We can debate whether or not cash flow insights extracted from banking data fit the definition of “alternative data”. It’s not a new concept or data source, but effective widespread use of it is.
Cash flow data – an old piece of jewelry with a new battery (machine learning) – can help address the SMB credit conundrum, and is now more important than ever.
In the midst of an extreme downturn, cash will be king as it always has been; but cash flow will be queen as they say. As the recovery progresses, efficiently sourced, accurate, and timely data will be critical. Bank statements can now be analyzed efficiently (automatically), in real time (literally in seconds), and they represent the ultimate vantage point from an accuracy perspective (digitally acquired source data).

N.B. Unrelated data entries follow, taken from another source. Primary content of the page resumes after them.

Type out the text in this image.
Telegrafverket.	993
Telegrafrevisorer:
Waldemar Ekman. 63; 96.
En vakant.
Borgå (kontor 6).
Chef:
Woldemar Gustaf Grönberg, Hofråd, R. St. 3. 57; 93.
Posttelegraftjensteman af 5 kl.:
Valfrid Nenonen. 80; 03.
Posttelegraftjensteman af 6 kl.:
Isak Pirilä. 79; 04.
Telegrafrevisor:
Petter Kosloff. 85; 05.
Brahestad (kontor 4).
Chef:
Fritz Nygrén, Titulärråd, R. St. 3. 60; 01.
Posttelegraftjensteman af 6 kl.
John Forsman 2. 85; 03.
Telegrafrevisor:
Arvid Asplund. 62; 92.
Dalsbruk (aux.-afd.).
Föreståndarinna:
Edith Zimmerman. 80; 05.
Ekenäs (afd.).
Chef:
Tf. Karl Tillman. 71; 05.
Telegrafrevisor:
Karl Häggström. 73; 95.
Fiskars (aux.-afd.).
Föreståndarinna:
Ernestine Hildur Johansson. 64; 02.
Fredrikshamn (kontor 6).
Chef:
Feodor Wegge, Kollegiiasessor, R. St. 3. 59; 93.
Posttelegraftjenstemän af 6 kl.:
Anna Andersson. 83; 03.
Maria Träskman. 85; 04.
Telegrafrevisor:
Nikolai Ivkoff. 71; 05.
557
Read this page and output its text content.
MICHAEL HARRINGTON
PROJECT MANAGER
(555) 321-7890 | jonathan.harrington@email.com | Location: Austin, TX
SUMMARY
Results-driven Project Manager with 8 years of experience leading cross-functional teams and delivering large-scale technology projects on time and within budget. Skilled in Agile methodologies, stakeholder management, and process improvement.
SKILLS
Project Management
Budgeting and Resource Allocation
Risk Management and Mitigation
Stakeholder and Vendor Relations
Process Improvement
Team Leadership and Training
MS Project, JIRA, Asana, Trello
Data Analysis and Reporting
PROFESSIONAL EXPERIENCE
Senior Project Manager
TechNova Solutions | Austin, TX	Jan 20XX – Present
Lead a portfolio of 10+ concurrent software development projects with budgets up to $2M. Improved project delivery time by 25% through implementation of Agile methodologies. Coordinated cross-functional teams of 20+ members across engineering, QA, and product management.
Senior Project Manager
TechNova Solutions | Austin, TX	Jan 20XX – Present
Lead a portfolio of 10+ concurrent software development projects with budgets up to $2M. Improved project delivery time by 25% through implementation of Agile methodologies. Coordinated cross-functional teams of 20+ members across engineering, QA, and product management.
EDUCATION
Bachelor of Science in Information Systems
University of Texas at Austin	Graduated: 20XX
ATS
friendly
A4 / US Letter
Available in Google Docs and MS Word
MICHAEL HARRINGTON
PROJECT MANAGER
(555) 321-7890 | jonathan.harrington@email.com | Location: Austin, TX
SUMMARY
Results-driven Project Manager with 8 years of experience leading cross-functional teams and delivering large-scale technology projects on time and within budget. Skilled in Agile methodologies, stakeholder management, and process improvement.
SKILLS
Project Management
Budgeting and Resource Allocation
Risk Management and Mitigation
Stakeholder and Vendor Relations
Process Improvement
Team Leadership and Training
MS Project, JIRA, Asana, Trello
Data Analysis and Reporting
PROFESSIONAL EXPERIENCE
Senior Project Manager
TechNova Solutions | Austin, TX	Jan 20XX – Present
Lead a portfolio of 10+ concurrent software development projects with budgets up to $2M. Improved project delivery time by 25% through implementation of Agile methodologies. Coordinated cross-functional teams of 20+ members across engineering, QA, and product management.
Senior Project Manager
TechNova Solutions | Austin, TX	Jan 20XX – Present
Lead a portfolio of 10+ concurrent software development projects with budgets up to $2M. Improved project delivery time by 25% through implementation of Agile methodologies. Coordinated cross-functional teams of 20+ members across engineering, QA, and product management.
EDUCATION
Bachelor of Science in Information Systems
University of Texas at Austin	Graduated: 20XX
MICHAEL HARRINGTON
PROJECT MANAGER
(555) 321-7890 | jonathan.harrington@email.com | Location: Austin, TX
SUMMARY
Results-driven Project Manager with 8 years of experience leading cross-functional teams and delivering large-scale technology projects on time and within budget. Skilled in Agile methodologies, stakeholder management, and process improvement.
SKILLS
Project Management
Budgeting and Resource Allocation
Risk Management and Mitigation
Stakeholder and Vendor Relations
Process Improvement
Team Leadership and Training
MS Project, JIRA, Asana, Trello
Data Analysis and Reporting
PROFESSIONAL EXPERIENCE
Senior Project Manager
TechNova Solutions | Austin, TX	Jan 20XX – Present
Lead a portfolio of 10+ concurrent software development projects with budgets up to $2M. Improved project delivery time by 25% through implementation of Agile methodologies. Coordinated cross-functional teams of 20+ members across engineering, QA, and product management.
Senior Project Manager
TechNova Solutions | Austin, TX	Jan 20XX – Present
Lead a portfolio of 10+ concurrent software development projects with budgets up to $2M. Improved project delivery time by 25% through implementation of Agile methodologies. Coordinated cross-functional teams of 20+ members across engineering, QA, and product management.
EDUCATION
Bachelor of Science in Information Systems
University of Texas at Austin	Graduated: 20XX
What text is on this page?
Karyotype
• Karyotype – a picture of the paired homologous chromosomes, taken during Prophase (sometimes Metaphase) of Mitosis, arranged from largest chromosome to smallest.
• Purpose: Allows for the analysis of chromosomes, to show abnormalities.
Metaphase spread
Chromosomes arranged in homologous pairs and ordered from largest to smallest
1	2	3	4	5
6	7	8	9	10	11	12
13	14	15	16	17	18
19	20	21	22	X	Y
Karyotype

COVID and machine learning have made banking and cash flow data mainstream inputs overnight.
FinRegLab is a nonprofit innovation center that tests new technologies and data to inform public policy and drive the financial sector toward a responsible and inclusive financial marketplace. Primary areas of research include the use of cash flow data in underwriting, and use of AI and ML in financial services. They have concluded that cash flow data and related metrics:
- can be valuable predictors of loan performance (“compelling evidence”);
- perform as well as credit scores – and can help where scores aren’t available;
- are beginning to expand access to credit; and
- are being adopted more rapidly in small business markets than in consumer credit.
This research was conducted before the pandemic. It makes cash flow data sound like a “nice-to-have”. We believe that there is now no room for debate – cash flow data is imperative to operate an effective small business lending program in the current environment.
At JUDI.AI, we have been automating the incorporation of real time cash flow data into small business lending underwriting and monitoring for over five years. We have analyzed tens of millions of transactional data points.